Transformers Turn Out to Be Graph Neural Networks in Disguise

If you’ve spent time with modern language models, you’ve felt the thrill of their uncanny ability to stitch meaning from streams of words. They seem to understand context as if a room full of conversations were quietly coalescing into sense. Yet beneath that magic sits a core idea that ties two communities in AI together: the world of graphs, where entities connect by edges, and the world of sequences, where order governs meaning. A new perspective from the University of Cambridge reframes Transformers as a kind of Graph Neural Network operating on a fully connected web of tokens, not a fixed map of moments in a sentence. The author, Chaitanya K. Joshi, shows that the attention mechanism is really a way of exchanging messages across every pair of tokens, letting the model learn complex relationships without needing a pre-built graph.

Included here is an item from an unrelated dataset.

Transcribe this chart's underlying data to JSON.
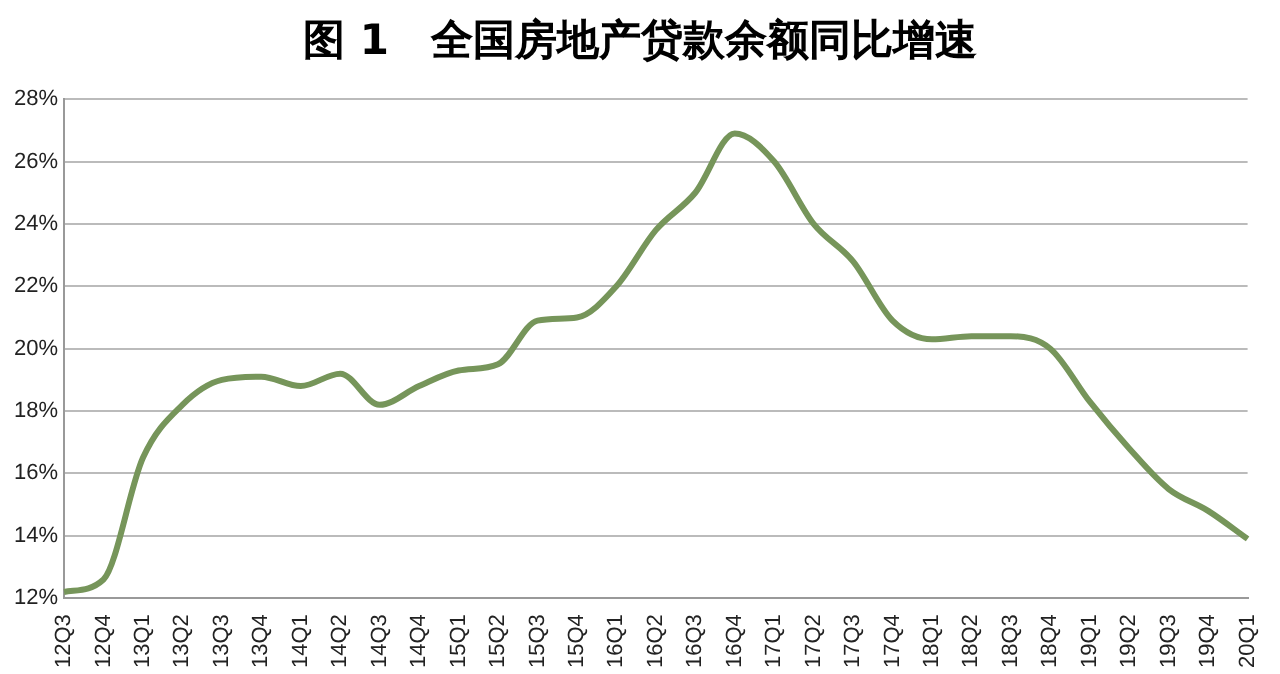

In other words, Transformers are not just good at language because they memorize; they are powerful because they learn to reason about relationships in data. If you imagine each input element as a person at a party, attention is how loudly each person talks to others, and the resulting embedding is the evolving network of conversations. What Joshi emphasizes is that this social network can be viewed as a graph: every token is a node, every attention weight is an edge, and the whole thing can be stacked into deep layers that propagate information across the entire set. The punchline is surprisingly simple: when you treat the Transformer as a Graph Neural Network, you unlock a different lens on what a neural network is doing, and you reveal a bridge between architectures that long stood apart.